Bash should be fine. On typical Bash installation I think this will work (please try to understand each command line before you actually try):
$ cp ~/.bashrc ~/.bashrc.bak $ cp ~/.bash_history ~/.bash_history.bak $ printf 'set +o history' >> ~/.bashrc $ printf "sudo apt update\nsudo apt upgrade\n" > .bash_history $ (Press Ctrl+D to logout)
For the next bash session you can refer only the two commands from the history with Up/Down/C-p/C-n.
For example, synaptic is a long running front end for apt that has the buttons for update and upgrade.
My idea is more to have (configurable) set of commands that you can run, where its results are received mostly as a text. In this way, you can interact via terminal more easily, I’d imagine.
Let’s say … like a ScratchJr but for terminal commands …
You say that like it’s a bad thing, but, scratch exists. Further, you have to face that the "infantile " UI is trendy.
Wasn’t sarcastic at all! I do think the visual coding style can be an inspiration for cli also.
I bet that doesn’t exist: nobody would put work in a program that lets just restricts what you can do with zero usability advantages (ok someone might)

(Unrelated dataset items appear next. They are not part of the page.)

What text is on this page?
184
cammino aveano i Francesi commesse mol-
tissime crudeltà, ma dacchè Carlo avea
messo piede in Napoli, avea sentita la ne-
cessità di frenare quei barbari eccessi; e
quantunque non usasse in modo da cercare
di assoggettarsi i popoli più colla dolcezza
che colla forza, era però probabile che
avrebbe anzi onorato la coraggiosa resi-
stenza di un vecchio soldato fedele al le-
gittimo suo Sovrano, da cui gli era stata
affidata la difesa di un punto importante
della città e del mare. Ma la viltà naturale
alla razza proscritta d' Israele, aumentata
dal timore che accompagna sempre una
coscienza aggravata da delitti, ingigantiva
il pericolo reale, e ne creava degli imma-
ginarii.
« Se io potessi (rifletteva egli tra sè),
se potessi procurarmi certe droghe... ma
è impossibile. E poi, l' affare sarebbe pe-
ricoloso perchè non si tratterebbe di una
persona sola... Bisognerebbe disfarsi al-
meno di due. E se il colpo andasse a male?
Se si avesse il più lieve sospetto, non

If you fear you might run unsafe commands just save whatever you are comfortable running in scripts and restrict yourself to run those instead of manually typing commands you don’t fully remember/understand.
BTW: topgrade will detect what needs updating in your system (your distro’s package manager, flatpak, python stuff, … whatever) and update all the things
BTW: “terminal emulator” is the program that shows you text in a window, the program that runs inside it and validates/interprets your commands is a “shell” (the one you are using is most probably bash)
Calling it “terminal emulator” was a poor word usage on my end, yeah. I do not fear myself running command line though. I just want to avoid CLI.
You could create a list of commands in a text file, and then pipe that into fzf. With a light wrapper that would allow you to type a portion of the command to select and execute it.
Just create GUI application for the things you want. There’s already lots of them.
Otherwise there’s always “–help”.
I mean, there are already tons of applications that lets you e.g. update, like
apt update/upgrade
does.One issue with it is that it fails time to time, and error messages the GUI usually conveys are subpar. That’s why I think you cannot avoid terminals. I just want some middle ground for that.
Also, ik this is nitpicking but… while apt is good on this front… what about the CLIs whose --help gives hundreds of lines?
kde’s discover and gnome software have both worked fine for me, for the most part
I mean, there are already tons of applications that lets you e.g. update, like
apt update/upgrade
does.Bingo.
while apt is good on this front… what about the CLIs whose --help gives hundreds of lines?
Read them. There’s a reason some programs have many options. Avoiding the CLI isn’t the solution.
The apps just fail and crash randomly, any linux users cannot entirely rely on them. Well, I guess linux is destined for 2% of desktop users, who can use terminal on a daily basis, and current rise is just a fluke.
Yes, that’s fine. If you didn’t like Linux you’re welcome to not use it.
You see the console as a flaw. Some of us see it as an advantage.